The rep proceeded to enter his current username and password to begin the process of resetting his credentials. At that instant, the person or persons who created the fake Microsoft page had captured the rep’s login details.
The “reset” step the rep performed changed nothing, but the page congratulated him for successfully updating his access info. He gave the matter no further thought and carried on with his work.
Over the next six months, the phisher—now able to freely log into the rep’s email account—regularly monitored every correspondence the rep sent out and every correspondence he received.
Phishers are also known as hackers; I mention that so you’ll know I’m talking about the same cybercriminal when I use that alternative moniker going forward. At any rate, in addition to monitoring the rep’s email activity, the phisher also created special rules that caused the email system to automatically redirect any incoming email containing the words “invoice,” “receipt,” “payment,” or the like into a secret second mailbox that the rep had no clue even existed.
Here’s how this played out. The rep sold $50,000 worth of equipment to one of his clients (we’ll call that customer ABC Inc.). The terms of the transaction were delivery first and payment after. Well, delivery occurred, but no payment was forthcoming—or so the rep thought.

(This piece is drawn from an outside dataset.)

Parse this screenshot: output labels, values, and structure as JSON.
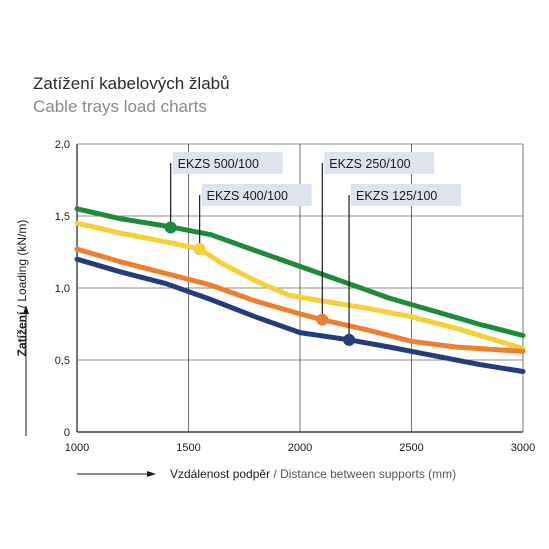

That prompted the rep to reach out to ABC and give them a friendly reminder that their duty to pay had arisen. ABC appeared to ignore the email from the XYZ rep. In reality, ABC did respond promptly with an email saying they had sent payment in full to XYZ as soon as the equipment arrived.
However, XYZ never received the money. Why? Because the hacker had earlier sent ABC an email purportedly from XYZ directing ABC to wire the money to a particular bank account (the account in question did not belong to XYZ but to the hacker).
ABC complied with what it innocently believed was an instruction from XYZ, and just like that, XYZ was out $50,000. All because a phishing scam suckered one lone employee.
As a lawyer, you, of course, instantly recognize the interesting legal questions to which this situation gives rise. However, litigation and counter-litigation never ensued, thanks to XYZ’s insurance company covering the loss.
Imagine the mess that XYZ would have faced had its insurer balked. XYZ would have suffered financial pain and reputational damage—who would want to do business with a business so easily taken in by hackers and fraudsters?
That’s a question your clients are likely to ask if you should ever be so unfortunate as to fall prey to a phishing scam.
Don’t imagine it can’t happen to you. In fact, it happens to lawyers with alarming regularity. If statistics mean anything, it’s only a matter of time before your number comes up unless you train yourself and your employees on an ongoing basis to recognize phishing attempts and augment that training with an automated phishing defense system to stop phishing emails from ever reaching your inboxes.
BobaGuard is a proven, comprehensive eight-layer security solution that includes an automated phishing defense system as well as phishing-detection training (and that’s only 2 of the included cybersecurity layers). BobaGuard could be just the thing that saves you from what happened to my vCIO’s former client.
It’s worth remembering, too, that 90 percent of data breaches—events in which the client-sensitive information you’re obligated to safeguard is unlawfully accessed and absconded—starts with a phishing email swallowed hook, line, and sinker.